Flooding in Brechin during Storm Babet | Alamy

“Bold action is needed sooner rather than later, and there are a number of policies that can be progressed now. For example, reforming the funding system for agriculture, making our homes warmer, and enabling more sustainable transport options.”

But while there has been criticism of the government from the likes of SCCS and Oxfam, perhaps unsurprisingly there has been nothing from the Scottish Greens. The party was quick to criticise the announcement about oil and gas licenses in the King’s Speech, accusing the Tories of following a “scorched earth” approach to the climate. But it has been notably silent on the pushing back of the climate change plan with its co-leaders Patrick Harvie and Lorna Slater having responsibility for zero carbon buildings, active travel and the circular economy between them. 

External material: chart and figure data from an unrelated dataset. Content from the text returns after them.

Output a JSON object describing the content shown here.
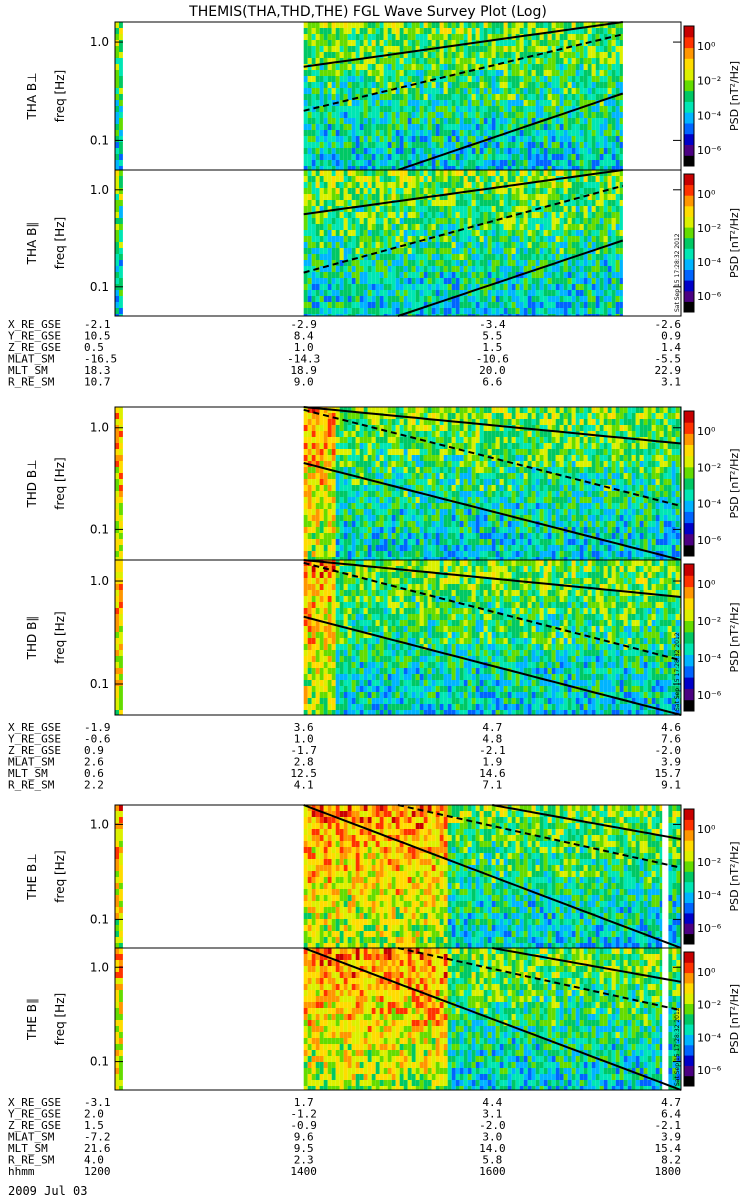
{
  "title": "THEMIS(THA,THD,THE) FGL Wave Survey Plot (Log)",
  "date": "2009 Jul 03",
  "stamp": "Sat Sep 15 17:28:32 2012",
  "ephem_tick_hours": [
    "1200",
    "1400",
    "1600",
    "1800"
  ],
  "colorbar": {
    "label": "PSD [nT²/Hz]",
    "tick_labels": [
      "10⁰",
      "10⁻²",
      "10⁻⁴",
      "10⁻⁶"
    ],
    "colors": [
      "#000000",
      "#4b0082",
      "#0000c8",
      "#0064ff",
      "#00b4ff",
      "#00e6b4",
      "#00c864",
      "#64dc00",
      "#dcf000",
      "#ffdc00",
      "#ff9600",
      "#ff3200",
      "#c80000"
    ]
  },
  "ephem_rows": {
    "a": [
      {
        "label": "X_RE_GSE",
        "values": [
          "-2.1",
          "-2.9",
          "-3.4",
          "-2.6"
        ]
      },
      {
        "label": "Y_RE_GSE",
        "values": [
          "10.5",
          "8.4",
          "5.5",
          "0.9"
        ]
      },
      {
        "label": "Z_RE_GSE",
        "values": [
          "0.5",
          "1.0",
          "1.5",
          "1.4"
        ]
      },
      {
        "label": "MLAT_SM",
        "values": [
          "-16.5",
          "-14.3",
          "-10.6",
          "-5.5"
        ]
      },
      {
        "label": "MLT_SM",
        "values": [
          "18.3",
          "18.9",
          "20.0",
          "22.9"
        ]
      },
      {
        "label": "R_RE_SM",
        "values": [
          "10.7",
          "9.0",
          "6.6",
          "3.1"
        ]
      }
    ],
    "d": [
      {
        "label": "X_RE_GSE",
        "values": [
          "-1.9",
          "3.6",
          "4.7",
          "4.6"
        ]
      },
      {
        "label": "Y_RE_GSE",
        "values": [
          "-0.6",
          "1.0",
          "4.8",
          "7.6"
        ]
      },
      {
        "label": "Z_RE_GSE",
        "values": [
          "0.9",
          "-1.7",
          "-2.1",
          "-2.0"
        ]
      },
      {
        "label": "MLAT_SM",
        "values": [
          "2.6",
          "2.8",
          "1.9",
          "3.9"
        ]
      },
      {
        "label": "MLT_SM",
        "values": [
          "0.6",
          "12.5",
          "14.6",
          "15.7"
        ]
      },
      {
        "label": "R_RE_SM",
        "values": [
          "2.2",
          "4.1",
          "7.1",
          "9.1"
        ]
      }
    ],
    "e": [
      {
        "label": "X_RE_GSE",
        "values": [
          "-3.1",
          "1.7",
          "4.4",
          "4.7"
        ]
      },
      {
        "label": "Y_RE_GSE",
        "values": [
          "2.0",
          "-1.2",
          "3.1",
          "6.4"
        ]
      },
      {
        "label": "Z_RE_GSE",
        "values": [
          "1.5",
          "-0.9",
          "-2.0",
          "-2.1"
        ]
      },
      {
        "label": "MLAT_SM",
        "values": [
          "-7.2",
          "9.6",
          "3.0",
          "3.9"
        ]
      },
      {
        "label": "MLT_SM",
        "values": [
          "21.6",
          "9.5",
          "14.0",
          "15.4"
        ]
      },
      {
        "label": "R_RE_SM",
        "values": [
          "4.0",
          "2.3",
          "5.8",
          "8.2"
        ]
      },
      {
        "label": "hhmm",
        "values": [
          "1200",
          "1400",
          "1600",
          "1800"
        ]
      }
    ]
  },
  "chart_data": [
    {
      "type": "heatmap",
      "ylabel": "THA B⊥",
      "ylabel2": "freq [Hz]",
      "y_scale": "log",
      "ylim": [
        0.05,
        1.6
      ],
      "y_ticks": [
        0.1,
        1.0
      ],
      "y_tick_labels": [
        "0.1",
        "1.0"
      ],
      "x_range_hhmm": [
        "1200",
        "1800"
      ],
      "data_intervals_hhmm": [
        [
          "1200",
          "1205"
        ],
        [
          "1400",
          "1723"
        ]
      ],
      "curves": {
        "solid_upper": [
          [
            1400,
            0.56
          ],
          [
            1723,
            1.6
          ]
        ],
        "dashed": [
          [
            1400,
            0.2
          ],
          [
            1723,
            1.2
          ]
        ],
        "solid_lower": [
          [
            1500,
            0.05
          ],
          [
            1723,
            0.3
          ]
        ]
      }
    },
    {
      "type": "heatmap",
      "ylabel": "THA B∥",
      "ylabel2": "freq [Hz]",
      "y_scale": "log",
      "ylim": [
        0.05,
        1.6
      ],
      "y_ticks": [
        0.1,
        1.0
      ],
      "y_tick_labels": [
        "0.1",
        "1.0"
      ],
      "x_range_hhmm": [
        "1200",
        "1800"
      ],
      "data_intervals_hhmm": [
        [
          "1200",
          "1205"
        ],
        [
          "1400",
          "1723"
        ]
      ],
      "curves": {
        "solid_upper": [
          [
            1400,
            0.56
          ],
          [
            1723,
            1.6
          ]
        ],
        "dashed": [
          [
            1400,
            0.14
          ],
          [
            1723,
            1.1
          ]
        ],
        "solid_lower": [
          [
            1500,
            0.05
          ],
          [
            1723,
            0.3
          ]
        ]
      }
    },
    {
      "type": "heatmap",
      "ylabel": "THD B⊥",
      "ylabel2": "freq [Hz]",
      "y_scale": "log",
      "ylim": [
        0.05,
        1.6
      ],
      "y_ticks": [
        0.1,
        1.0
      ],
      "y_tick_labels": [
        "0.1",
        "1.0"
      ],
      "x_range_hhmm": [
        "1200",
        "1800"
      ],
      "data_intervals_hhmm": [
        [
          "1200",
          "1205"
        ],
        [
          "1400",
          "1800"
        ]
      ],
      "curves": {
        "solid_upper": [
          [
            1400,
            1.6
          ],
          [
            1800,
            0.7
          ]
        ],
        "dashed": [
          [
            1400,
            1.5
          ],
          [
            1800,
            0.17
          ]
        ],
        "solid_lower": [
          [
            1400,
            0.45
          ],
          [
            1800,
            0.05
          ]
        ]
      }
    },
    {
      "type": "heatmap",
      "ylabel": "THD B∥",
      "ylabel2": "freq [Hz]",
      "y_scale": "log",
      "ylim": [
        0.05,
        1.6
      ],
      "y_ticks": [
        0.1,
        1.0
      ],
      "y_tick_labels": [
        "0.1",
        "1.0"
      ],
      "x_range_hhmm": [
        "1200",
        "1800"
      ],
      "data_intervals_hhmm": [
        [
          "1200",
          "1205"
        ],
        [
          "1400",
          "1800"
        ]
      ],
      "curves": {
        "solid_upper": [
          [
            1400,
            1.6
          ],
          [
            1800,
            0.7
          ]
        ],
        "dashed": [
          [
            1400,
            1.5
          ],
          [
            1800,
            0.17
          ]
        ],
        "solid_lower": [
          [
            1400,
            0.45
          ],
          [
            1800,
            0.05
          ]
        ]
      }
    },
    {
      "type": "heatmap",
      "ylabel": "THE B⊥",
      "ylabel2": "freq [Hz]",
      "y_scale": "log",
      "ylim": [
        0.05,
        1.6
      ],
      "y_ticks": [
        0.1,
        1.0
      ],
      "y_tick_labels": [
        "0.1",
        "1.0"
      ],
      "x_range_hhmm": [
        "1200",
        "1800"
      ],
      "data_intervals_hhmm": [
        [
          "1200",
          "1205"
        ],
        [
          "1400",
          "1748"
        ],
        [
          "1752",
          "1800"
        ]
      ],
      "curves": {
        "solid_upper": [
          [
            1600,
            1.6
          ],
          [
            1800,
            0.7
          ]
        ],
        "dashed": [
          [
            1500,
            1.6
          ],
          [
            1800,
            0.35
          ]
        ],
        "solid_lower": [
          [
            1400,
            1.6
          ],
          [
            1800,
            0.05
          ]
        ]
      }
    },
    {
      "type": "heatmap",
      "ylabel": "THE B∥",
      "ylabel2": "freq [Hz]",
      "y_scale": "log",
      "ylim": [
        0.05,
        1.6
      ],
      "y_ticks": [
        0.1,
        1.0
      ],
      "y_tick_labels": [
        "0.1",
        "1.0"
      ],
      "x_range_hhmm": [
        "1200",
        "1800"
      ],
      "data_intervals_hhmm": [
        [
          "1200",
          "1205"
        ],
        [
          "1400",
          "1748"
        ],
        [
          "1752",
          "1800"
        ]
      ],
      "curves": {
        "solid_upper": [
          [
            1600,
            1.6
          ],
          [
            1800,
            0.7
          ]
        ],
        "dashed": [
          [
            1500,
            1.6
          ],
          [
            1800,
            0.35
          ]
        ],
        "solid_lower": [
          [
            1400,
            1.6
          ],
          [
            1800,
            0.05
          ]
        ]
      }
    }
  ]
}
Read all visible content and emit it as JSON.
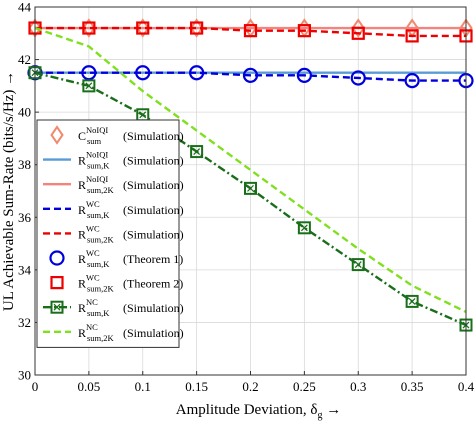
{
  "chart_data": {
    "type": "line",
    "xlabel": "Amplitude Deviation, δ",
    "xlabel_sub": "g",
    "xlabel_suffix": " →",
    "ylabel": "UL Achievable Sum-Rate (bits/s/Hz) →",
    "xlim": [
      0,
      0.4
    ],
    "ylim": [
      30,
      44
    ],
    "xticks": [
      "0",
      "0.05",
      "0.1",
      "0.15",
      "0.2",
      "0.25",
      "0.3",
      "0.35",
      "0.4"
    ],
    "yticks": [
      "30",
      "32",
      "34",
      "36",
      "38",
      "40",
      "42",
      "44"
    ],
    "grid": true,
    "legend_position": "left",
    "x": [
      0,
      0.05,
      0.1,
      0.15,
      0.2,
      0.25,
      0.3,
      0.35,
      0.4
    ],
    "series": [
      {
        "name": "C_sum^NoIQI (Simulation)",
        "base": "C",
        "sup": "NoIQI",
        "sub": "sum",
        "note": "(Simulation)",
        "color": "#f08a6e",
        "style": "marker-only",
        "marker": "diamond",
        "values": [
          43.2,
          43.2,
          43.2,
          43.2,
          43.2,
          43.2,
          43.2,
          43.2,
          43.2
        ]
      },
      {
        "name": "R_sum,K^NoIQI (Simulation)",
        "base": "R",
        "sup": "NoIQI",
        "sub": "sum,K",
        "note": "(Simulation)",
        "color": "#5b9bd5",
        "style": "solid",
        "marker": "none",
        "values": [
          41.5,
          41.5,
          41.5,
          41.5,
          41.5,
          41.5,
          41.5,
          41.5,
          41.5
        ]
      },
      {
        "name": "R_sum,2K^NoIQI (Simulation)",
        "base": "R",
        "sup": "NoIQI",
        "sub": "sum,2K",
        "note": "(Simulation)",
        "color": "#f4837d",
        "style": "solid",
        "marker": "none",
        "values": [
          43.2,
          43.2,
          43.2,
          43.2,
          43.2,
          43.2,
          43.2,
          43.2,
          43.2
        ]
      },
      {
        "name": "R_sum,K^WC (Simulation)",
        "base": "R",
        "sup": "WC",
        "sub": "sum,K",
        "note": "(Simulation)",
        "color": "#0000dd",
        "style": "dashed",
        "marker": "none",
        "values": [
          41.5,
          41.5,
          41.5,
          41.5,
          41.4,
          41.4,
          41.3,
          41.2,
          41.2
        ]
      },
      {
        "name": "R_sum,2K^WC (Simulation)",
        "base": "R",
        "sup": "WC",
        "sub": "sum,2K",
        "note": "(Simulation)",
        "color": "#ee0000",
        "style": "dashed",
        "marker": "none",
        "values": [
          43.2,
          43.2,
          43.2,
          43.2,
          43.1,
          43.1,
          43.0,
          42.9,
          42.9
        ]
      },
      {
        "name": "R_sum,K^WC (Theorem 1)",
        "base": "R",
        "sup": "WC",
        "sub": "sum,K",
        "note": "(Theorem 1)",
        "color": "#0000dd",
        "style": "marker-only",
        "marker": "circle",
        "values": [
          41.5,
          41.5,
          41.5,
          41.5,
          41.4,
          41.4,
          41.3,
          41.2,
          41.2
        ]
      },
      {
        "name": "R_sum,2K^WC (Theorem 2)",
        "base": "R",
        "sup": "WC",
        "sub": "sum,2K",
        "note": "(Theorem 2)",
        "color": "#ee0000",
        "style": "marker-only",
        "marker": "square",
        "values": [
          43.2,
          43.2,
          43.2,
          43.2,
          43.1,
          43.1,
          43.0,
          42.9,
          42.9
        ]
      },
      {
        "name": "R_sum,K^NC (Simulation)",
        "base": "R",
        "sup": "NC",
        "sub": "sum,K",
        "note": "(Simulation)",
        "color": "#1a6e1a",
        "style": "dashdot",
        "marker": "square-x",
        "values": [
          41.5,
          41.0,
          39.9,
          38.5,
          37.1,
          35.6,
          34.2,
          32.8,
          31.9
        ]
      },
      {
        "name": "R_sum,2K^NC (Simulation)",
        "base": "R",
        "sup": "NC",
        "sub": "sum,2K",
        "note": "(Simulation)",
        "color": "#7fe01e",
        "style": "dashed",
        "marker": "none",
        "values": [
          43.2,
          42.5,
          40.8,
          39.3,
          37.8,
          36.3,
          34.8,
          33.4,
          32.4
        ]
      }
    ]
  }
}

As climate records continue to fall all over the globe, the international community now sets its sights on COP28 in Dubai, with the world unquestionably in a more fractured state than when the same event was held in Glasgow two years ago. Since then, Russia has invaded Ukraine and the conflict between Israel and Hamas threatens to ignite a wider struggle across the Middle East. Yet there are still those who believe a climate summit being hosted by a petrostate can thrash out a deal which helps move us to a post-fossil fuels future. 

The UK currently makes up around one per cent of global emissions, with Scotland clearly just a fraction of that. And yet nearly a third of the world’s overall emissions come from countries in the exactly the same position. 

“The rush to set net zero pledges by governments and businesses is a bit like a sugar rush,” Stark says. “The sugar rush period – as enjoyable as it was – has to come to an end and the reality of actually meeting these targets is now hitting home. 

“Scotland’s imminent targets are so difficult. That was a choice by parliament – the political machine in Scotland decided that’s what they wanted. It’s extraordinarily difficult to hit the 2030 goal. That’s where politics comes back in – the Scottish Government are going to have to set out their stall on that or level with the country that it’s not possible to hit that target.”